Je crois aussi que cette «alternance entre l’ombre et la lumière» est à la base même de ma signature artistique. On peut l’entendre sur mon EP qui est sorti en 2017. J’adore créer des gros contrastes dans une même chanson. Je joue beaucoup avec la force VS la douceur et ça, mes musiciens l’ont bien saisi. Ils ne se gênent pas en spectacle pour amplifier et magnifier ces intentions. Il faut dire qu’on a tous écouté du prog à l’adolescence!

Qu’est-ce qui s’en vient dans les prochains mois pour toi?

Des festivals cet été, notamment Les Francos, Le Festif!, le OFF de Québec, ainsi qu’une résidence de création en vue d’un show spécial à l’automne. J’ai aussi un autre EP en construction…  J’aimerais aussi réaliser des albums avec d’autres artistes dans un avenir proche, alors je vais suivre des cours en prise de son et mixage.
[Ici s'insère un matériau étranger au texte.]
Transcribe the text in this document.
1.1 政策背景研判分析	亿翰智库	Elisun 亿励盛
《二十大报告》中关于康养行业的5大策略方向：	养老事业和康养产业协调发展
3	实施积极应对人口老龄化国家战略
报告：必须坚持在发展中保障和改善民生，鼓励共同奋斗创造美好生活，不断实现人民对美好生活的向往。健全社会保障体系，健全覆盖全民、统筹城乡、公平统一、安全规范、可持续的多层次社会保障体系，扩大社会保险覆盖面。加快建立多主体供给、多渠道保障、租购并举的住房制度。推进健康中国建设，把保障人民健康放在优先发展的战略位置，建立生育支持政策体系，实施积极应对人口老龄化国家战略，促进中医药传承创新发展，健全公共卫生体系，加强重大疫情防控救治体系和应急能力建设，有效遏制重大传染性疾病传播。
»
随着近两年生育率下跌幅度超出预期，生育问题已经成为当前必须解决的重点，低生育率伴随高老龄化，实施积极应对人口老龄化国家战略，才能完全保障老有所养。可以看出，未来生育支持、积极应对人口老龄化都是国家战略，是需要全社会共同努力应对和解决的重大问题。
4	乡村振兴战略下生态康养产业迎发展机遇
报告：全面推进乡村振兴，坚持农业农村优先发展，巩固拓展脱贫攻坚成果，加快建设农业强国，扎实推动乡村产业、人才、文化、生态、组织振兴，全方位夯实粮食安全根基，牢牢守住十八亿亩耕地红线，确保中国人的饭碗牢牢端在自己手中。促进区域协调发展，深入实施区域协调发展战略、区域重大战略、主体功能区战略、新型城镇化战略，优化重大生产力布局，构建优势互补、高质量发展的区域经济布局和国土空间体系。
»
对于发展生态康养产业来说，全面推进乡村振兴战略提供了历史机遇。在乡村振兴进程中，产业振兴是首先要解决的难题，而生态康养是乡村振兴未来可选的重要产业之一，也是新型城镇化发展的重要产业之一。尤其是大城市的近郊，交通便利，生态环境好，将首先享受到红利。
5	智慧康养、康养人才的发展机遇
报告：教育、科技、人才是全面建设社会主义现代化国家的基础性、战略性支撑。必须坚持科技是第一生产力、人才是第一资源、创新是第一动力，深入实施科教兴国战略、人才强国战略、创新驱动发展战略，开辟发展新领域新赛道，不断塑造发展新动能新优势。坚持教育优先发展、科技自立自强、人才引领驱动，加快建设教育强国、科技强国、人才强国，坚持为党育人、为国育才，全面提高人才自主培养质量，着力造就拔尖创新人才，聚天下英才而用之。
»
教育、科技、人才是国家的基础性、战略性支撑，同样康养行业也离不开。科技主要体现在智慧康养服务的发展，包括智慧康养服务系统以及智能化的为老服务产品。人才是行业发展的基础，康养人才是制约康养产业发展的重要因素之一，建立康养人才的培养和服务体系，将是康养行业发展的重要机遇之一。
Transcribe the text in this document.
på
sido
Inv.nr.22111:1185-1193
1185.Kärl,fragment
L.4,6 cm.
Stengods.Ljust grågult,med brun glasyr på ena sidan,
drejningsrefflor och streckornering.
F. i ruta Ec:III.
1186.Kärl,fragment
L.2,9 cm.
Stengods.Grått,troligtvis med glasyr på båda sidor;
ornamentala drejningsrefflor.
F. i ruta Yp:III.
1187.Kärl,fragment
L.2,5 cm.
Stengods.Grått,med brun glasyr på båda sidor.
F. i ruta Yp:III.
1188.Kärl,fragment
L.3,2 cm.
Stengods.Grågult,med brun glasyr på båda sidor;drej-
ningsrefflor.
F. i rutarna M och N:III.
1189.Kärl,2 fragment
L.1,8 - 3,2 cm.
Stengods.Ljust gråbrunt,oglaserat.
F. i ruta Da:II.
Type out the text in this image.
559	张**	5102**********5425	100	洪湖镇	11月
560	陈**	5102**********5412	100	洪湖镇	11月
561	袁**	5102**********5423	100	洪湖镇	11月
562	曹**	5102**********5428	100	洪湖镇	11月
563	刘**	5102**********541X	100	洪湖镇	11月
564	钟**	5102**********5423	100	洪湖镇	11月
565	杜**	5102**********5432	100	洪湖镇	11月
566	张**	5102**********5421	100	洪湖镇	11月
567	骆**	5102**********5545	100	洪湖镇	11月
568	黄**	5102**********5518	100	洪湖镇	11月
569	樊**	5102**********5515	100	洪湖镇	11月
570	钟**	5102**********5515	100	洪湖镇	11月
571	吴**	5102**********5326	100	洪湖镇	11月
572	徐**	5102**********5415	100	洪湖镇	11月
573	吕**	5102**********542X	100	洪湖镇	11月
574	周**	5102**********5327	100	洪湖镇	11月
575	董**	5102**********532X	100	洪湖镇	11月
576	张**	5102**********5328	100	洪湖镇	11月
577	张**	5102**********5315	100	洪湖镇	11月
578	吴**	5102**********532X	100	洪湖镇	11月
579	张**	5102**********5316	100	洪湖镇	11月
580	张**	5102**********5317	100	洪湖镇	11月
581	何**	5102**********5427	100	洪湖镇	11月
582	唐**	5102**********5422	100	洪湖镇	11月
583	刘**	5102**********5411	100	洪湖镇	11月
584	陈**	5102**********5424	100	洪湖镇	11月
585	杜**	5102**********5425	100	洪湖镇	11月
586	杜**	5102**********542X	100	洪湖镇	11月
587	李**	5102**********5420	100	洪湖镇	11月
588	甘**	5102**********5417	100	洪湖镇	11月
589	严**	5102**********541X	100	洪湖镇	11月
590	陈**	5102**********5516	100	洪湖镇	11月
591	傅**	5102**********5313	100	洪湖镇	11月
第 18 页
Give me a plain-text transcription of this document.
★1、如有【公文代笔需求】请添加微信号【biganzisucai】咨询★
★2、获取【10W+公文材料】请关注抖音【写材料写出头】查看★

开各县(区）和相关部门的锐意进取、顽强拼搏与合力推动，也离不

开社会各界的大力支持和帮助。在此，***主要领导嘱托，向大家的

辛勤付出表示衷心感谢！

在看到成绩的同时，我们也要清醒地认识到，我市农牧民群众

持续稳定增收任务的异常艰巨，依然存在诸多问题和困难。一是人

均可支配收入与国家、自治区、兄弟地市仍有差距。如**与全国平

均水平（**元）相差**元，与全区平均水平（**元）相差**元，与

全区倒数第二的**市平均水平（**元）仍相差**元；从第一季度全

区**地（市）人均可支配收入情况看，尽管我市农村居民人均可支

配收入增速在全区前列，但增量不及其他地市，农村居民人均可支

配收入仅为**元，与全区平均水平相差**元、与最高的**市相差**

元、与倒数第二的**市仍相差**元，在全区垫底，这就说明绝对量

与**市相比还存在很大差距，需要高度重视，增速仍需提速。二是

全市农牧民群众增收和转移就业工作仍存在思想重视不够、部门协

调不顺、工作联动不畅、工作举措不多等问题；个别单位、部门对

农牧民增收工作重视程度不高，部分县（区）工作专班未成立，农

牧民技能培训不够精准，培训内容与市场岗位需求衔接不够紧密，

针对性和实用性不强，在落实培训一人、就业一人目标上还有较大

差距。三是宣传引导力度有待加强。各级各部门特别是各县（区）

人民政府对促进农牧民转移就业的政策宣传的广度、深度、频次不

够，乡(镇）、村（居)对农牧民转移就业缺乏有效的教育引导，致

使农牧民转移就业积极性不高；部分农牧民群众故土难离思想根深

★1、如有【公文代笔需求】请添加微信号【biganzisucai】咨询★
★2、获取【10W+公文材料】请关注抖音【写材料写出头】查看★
C’est vraiment un rêve pour moi. En général, les femmes, on ne se sent jamais assez qualifiées dans ce milieu et on est beaucoup moins confiantes que dans un autre domaine. Chaque fois que je suis en studio, j’essaie de poser des questions sans gêne, sans avoir peur du ridicule ou de la primarité de mes questions. Beaucoup d’hommes que je côtoie en musique sont sensibles et prennent le temps de m’expliquer les termes, le «gear», comment fonctionne chaque micro, leur utilité… mais parfois, sans s’en rendre compte, ils veulent tout faire à ma place pour m’aider, alors que c’est le contraire de ce que je recherche. Je sais que ce n’est pas mal intentionné, car ils ont été élevés comme ça, à accourir vers nous lors de problèmes manuels ou techniques, mais sachez messieurs que, si on veut prendre confiance, il faut nous laisser faire certaines choses seules. Et si on ne trouve pas les solutions, montrez-nous comment faire, et faites-nous réessayer avec vous, avec votre patience et sans jugement.